Eagle’s Syndrome is a rare condition, which often presents with recurrent pain in the throat, foreign body sensation in the throat, dysphagia and referred otalgia due to an elongated styloid process or calcified stylohyoid ligament. It was Eagle (1937) who first described it.
The stylohyoid complex is made of styloid process, stylohyoid ligament, and the small cornus of the hyoid bone. All these structures are derivate from Reichert’s cartilage of the second branchial arch. The styloid process is an elongated conical projection of the temporal bone that lays anterorly to the mastoid process, between the internal and external carotid arteries, and laterally the tonsillar fossa. In this space, the internal carotid artery, the internal jugular vein, the facial, glossopharyngeal, vagus, and hypoglossal nerves are located. From the styloid process, the stylohyoid, the styloglossal, and the stylopharyngeal muscles, and the stylohyoid and the stylomandibular ligaments originate.
The normal length of the styloid process is individually variable, but in the majority of patients it is about 2.5cm. The incidence of Eagle’s syndrome varies among population, but the main incidence is 4% of the general population.
Conservative medical treatment with anti inflammatory drugs is not of any value in long term. Eagle’s syndrome is treated best by surgery.
Styloidectomy which is the treatment of choice, which can be performed by an intra or an external approach. The external surgical approach results in cutaneous scars, longer hospitalization, and risks of facial nerve injuries.

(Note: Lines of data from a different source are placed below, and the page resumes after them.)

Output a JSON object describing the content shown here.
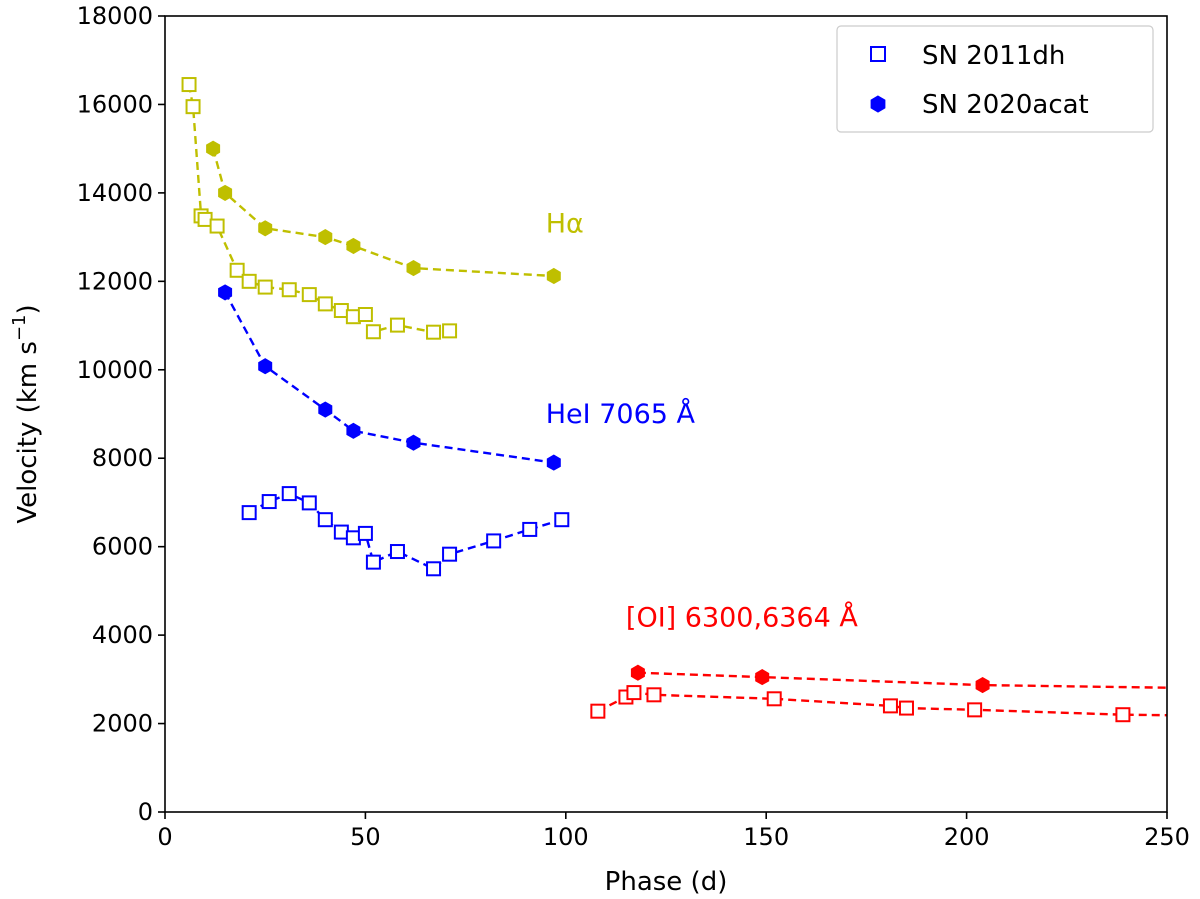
{
  "chart_data": {
    "type": "line",
    "xlabel": "Phase (d)",
    "ylabel": "Velocity (km s",
    "ylabel_sup": "−1",
    "ylabel_end": ")",
    "xlim": [
      0,
      250
    ],
    "ylim": [
      0,
      18000
    ],
    "xticks": [
      0,
      50,
      100,
      150,
      200,
      250
    ],
    "yticks": [
      0,
      2000,
      4000,
      6000,
      8000,
      10000,
      12000,
      14000,
      16000,
      18000
    ],
    "grid": false,
    "legend_position": "top-right",
    "legend": [
      {
        "label": "SN 2011dh",
        "marker": "open-square",
        "color": "#0000ff"
      },
      {
        "label": "SN 2020acat",
        "marker": "filled-hexagon",
        "color": "#0000ff"
      }
    ],
    "annotations": [
      {
        "text": "Hα",
        "color": "#bfbf00",
        "x": 95,
        "y": 13100
      },
      {
        "text": "HeI 7065 Å",
        "color": "#0000ff",
        "x": 95,
        "y": 8800
      },
      {
        "text": "[OI] 6300,6364 Å",
        "color": "#ff0000",
        "x": 115,
        "y": 4200
      }
    ],
    "series": [
      {
        "name": "SN 2011dh Hα",
        "color": "#bfbf00",
        "marker": "open-square",
        "x": [
          6,
          7,
          9,
          10,
          13,
          18,
          21,
          25,
          31,
          36,
          40,
          44,
          47,
          50,
          52,
          58,
          67,
          71
        ],
        "y": [
          16450,
          15950,
          13480,
          13400,
          13250,
          12250,
          12000,
          11870,
          11810,
          11700,
          11490,
          11340,
          11200,
          11250,
          10860,
          11010,
          10850,
          10880
        ]
      },
      {
        "name": "SN 2020acat Hα",
        "color": "#bfbf00",
        "marker": "filled-hexagon",
        "x": [
          12,
          15,
          25,
          40,
          47,
          62,
          97
        ],
        "y": [
          15000,
          14000,
          13200,
          13000,
          12800,
          12300,
          12120
        ]
      },
      {
        "name": "SN 2011dh HeI 7065",
        "color": "#0000ff",
        "marker": "open-square",
        "x": [
          21,
          26,
          31,
          36,
          40,
          44,
          47,
          50,
          52,
          58,
          67,
          71,
          82,
          91,
          99
        ],
        "y": [
          6770,
          7020,
          7200,
          6990,
          6610,
          6330,
          6200,
          6300,
          5650,
          5890,
          5500,
          5830,
          6130,
          6390,
          6610
        ]
      },
      {
        "name": "SN 2020acat HeI 7065",
        "color": "#0000ff",
        "marker": "filled-hexagon",
        "x": [
          15,
          25,
          40,
          47,
          62,
          97
        ],
        "y": [
          11750,
          10080,
          9100,
          8620,
          8350,
          7900
        ]
      },
      {
        "name": "SN 2011dh [OI]",
        "color": "#ff0000",
        "marker": "open-square",
        "x": [
          108,
          115,
          117,
          122,
          152,
          181,
          185,
          202,
          239,
          250
        ],
        "y": [
          2280,
          2600,
          2700,
          2650,
          2560,
          2400,
          2350,
          2310,
          2200,
          2190
        ],
        "markers_visible": [
          true,
          true,
          true,
          true,
          true,
          true,
          true,
          true,
          true,
          false
        ]
      },
      {
        "name": "SN 2020acat [OI]",
        "color": "#ff0000",
        "marker": "filled-hexagon",
        "x": [
          118,
          149,
          204,
          250
        ],
        "y": [
          3150,
          3050,
          2870,
          2810
        ],
        "markers_visible": [
          true,
          true,
          true,
          false
        ]
      }
    ]
  }
}
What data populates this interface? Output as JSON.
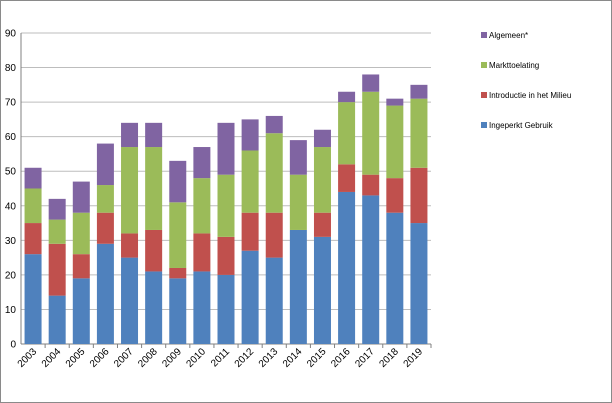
{
  "chart_data": {
    "type": "bar",
    "stacked": true,
    "title": "",
    "xlabel": "",
    "ylabel": "",
    "ylim": [
      0,
      90
    ],
    "yticks": [
      0,
      10,
      20,
      30,
      40,
      50,
      60,
      70,
      80,
      90
    ],
    "grid": true,
    "legend_position": "right",
    "categories": [
      "2003",
      "2004",
      "2005",
      "2006",
      "2007",
      "2008",
      "2009",
      "2010",
      "2011",
      "2012",
      "2013",
      "2014",
      "2015",
      "2016",
      "2017",
      "2018",
      "2019"
    ],
    "series": [
      {
        "name": "Ingeperkt Gebruik",
        "color": "#4f81bd",
        "values": [
          26,
          14,
          19,
          29,
          25,
          21,
          19,
          21,
          20,
          27,
          25,
          33,
          31,
          44,
          43,
          38,
          35
        ]
      },
      {
        "name": "Introductie in het Milieu",
        "color": "#c0504d",
        "values": [
          9,
          15,
          7,
          9,
          7,
          12,
          3,
          11,
          11,
          11,
          13,
          0,
          7,
          8,
          6,
          10,
          16
        ]
      },
      {
        "name": "Markttoelating",
        "color": "#9bbb59",
        "values": [
          10,
          7,
          12,
          8,
          25,
          24,
          19,
          16,
          18,
          18,
          23,
          16,
          19,
          18,
          24,
          21,
          20
        ]
      },
      {
        "name": "Algemeen*",
        "color": "#8064a2",
        "values": [
          6,
          6,
          9,
          12,
          7,
          7,
          12,
          9,
          15,
          9,
          5,
          10,
          5,
          3,
          5,
          2,
          4
        ]
      }
    ]
  }
}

Procedure of Intra oral Styloidectomy
The patients under goes tonsillectomy under general anesthesia. After removal of the tonsil, a sharp elongated styloid process is palpated in the tonsillar fossa. The muscles of the pharyngeal wall are separated, and retracted. Then, an incision was made on the periosteum at the tip of the styloid process. The tip of the elongated styloid process is dissected, stripped of all attachments, and nibbled off using a bone nibbler. The procedure is repeated on the other side in cases of bilateral enlarged styloid processes. The pharyngeal wall is sutured using absorbable sutures. Post op antibiotics are mandatory to avoid deep neck space infection.
I often use Co2 laser for dissection which cause hardly any bleeding and at times operating microscope for better visualization.